The Presbyterian Church of East Africa head has criticised presidential aspirants of promising benefits that are unrealistic and not implementable. https://bit.ly/3CifFkz
The Presbyterian Church of East Africa head has criticised presidential aspirants of promising benefits that are unrealistic and not implementable.
Speaking at the opening of Madogo PCEA church in Tana River, East Africa PCEA head Rt Rev Patrick Thegu Mutahi urged Kenyans to scrutinise aspirants' manifestos and track records.
He cited ODM leader Raila Odinga’s promised social protection programme that would give poor families a Sh6,000 monthly stipend and Deputy President William Ruto’s bottom-up economic model.
Odinga’s pledge is expected to cost taxpayers Sh137 billion annually.
The two have defended their pledges as realistic and doable.
Ruto said the bottom-up model is focused on the jobless, struggling ‘hustler’ enterprises and those who can’t put food on the table. Raila says he knows where to find the money and said he programme was implementable.
Mutahi said the current economic situation cannot sustain the pledges.
“I keep asking myself, are some of these pledges implementable? Which kind of economy are we talking about that will sustain their promises?
"I seriously doubt ours can. My humble appeal to politicians is please be realistic and pledge things you will be able to fulfill if and when you are elected,” he said.
"My advice is simple: even as you listen to the politicians with their manifestos and pledges, kindly sieve their messages and differentiate between real pledges and political rhetoric. Don’t just be convinced or fall into their trap.
"When the time comes kindly vote wisely."
He urged Kenyans to embrace unity and love one another. He told them not to blindly follow politicans because while they are quick to differ today, they will later wine and dine together.
“Sober up and stop taking politics personally. You saw what happened between the President and former Prime Minister who are now buddies. That should tell you a lot."

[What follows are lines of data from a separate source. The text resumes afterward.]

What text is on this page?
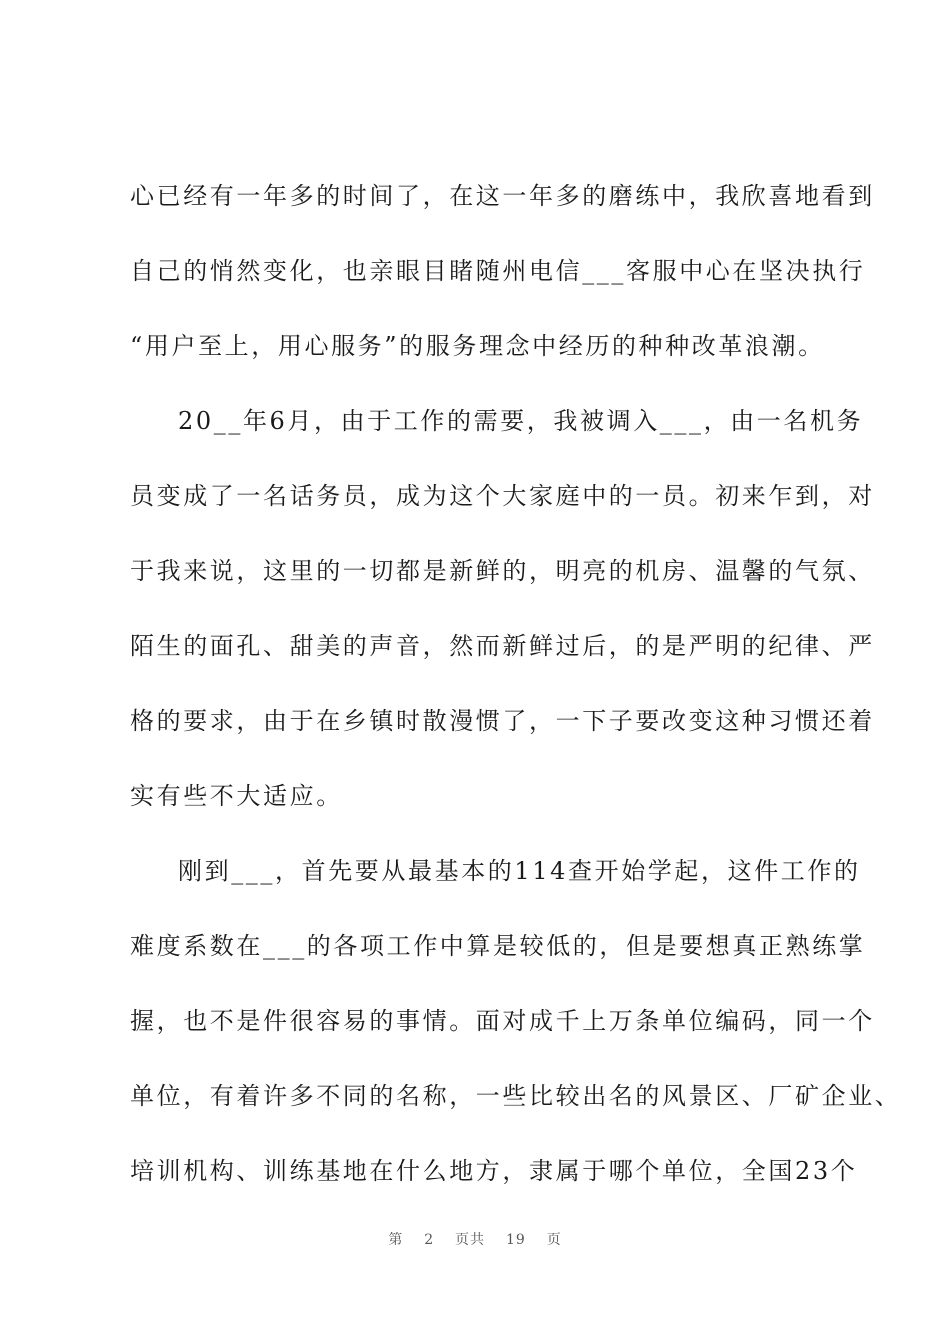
心已经有一年多的时间了，在这一年多的磨练中，我欣喜地看到
自己的悄然变化，也亲眼目睹随州电信___客服中心在坚决执行
“用户至上，用心服务”的服务理念中经历的种种改革浪潮。
20__年6月，由于工作的需要，我被调入___，由一名机务
员变成了一名话务员，成为这个大家庭中的一员。初来乍到，对
于我来说，这里的一切都是新鲜的，明亮的机房、温馨的气氛、
陌生的面孔、甜美的声音，然而新鲜过后，的是严明的纪律、严
格的要求，由于在乡镇时散漫惯了，一下子要改变这种习惯还着
实有些不大适应。
刚到___，首先要从最基本的114查开始学起，这件工作的
难度系数在___的各项工作中算是较低的，但是要想真正熟练掌
握，也不是件很容易的事情。面对成千上万条单位编码，同一个
单位，有着许多不同的名称，一些比较出名的风景区、厂矿企业、
培训机构、训练基地在什么地方，隶属于哪个单位，全国23个
第 2 页共 19 页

He was referring to the handshake between President Uhuru Kenyatta and ODM leader Raila Odinga on March 9, 2018. They differed sharply prior to the 2017 polls and called each other names. But they still met and ironed out their differences.
He said voting comes and goes and appealed to both politicians and Kenyans at large to be mature before during and after the elections.
On Thursday last week in Kisumu, DP Ruto was forced to cut off his speech after a unruly youths heckled him and threw stones.
Police engaged the youth in running battles and dispersed the crowd with teargas. Some were chanting prp-Rala slogans.
Rev Mutahi said it was best to stay away or avoid rallies of politicians one does not like.
Lawlessness and destruction of property help no one, he said.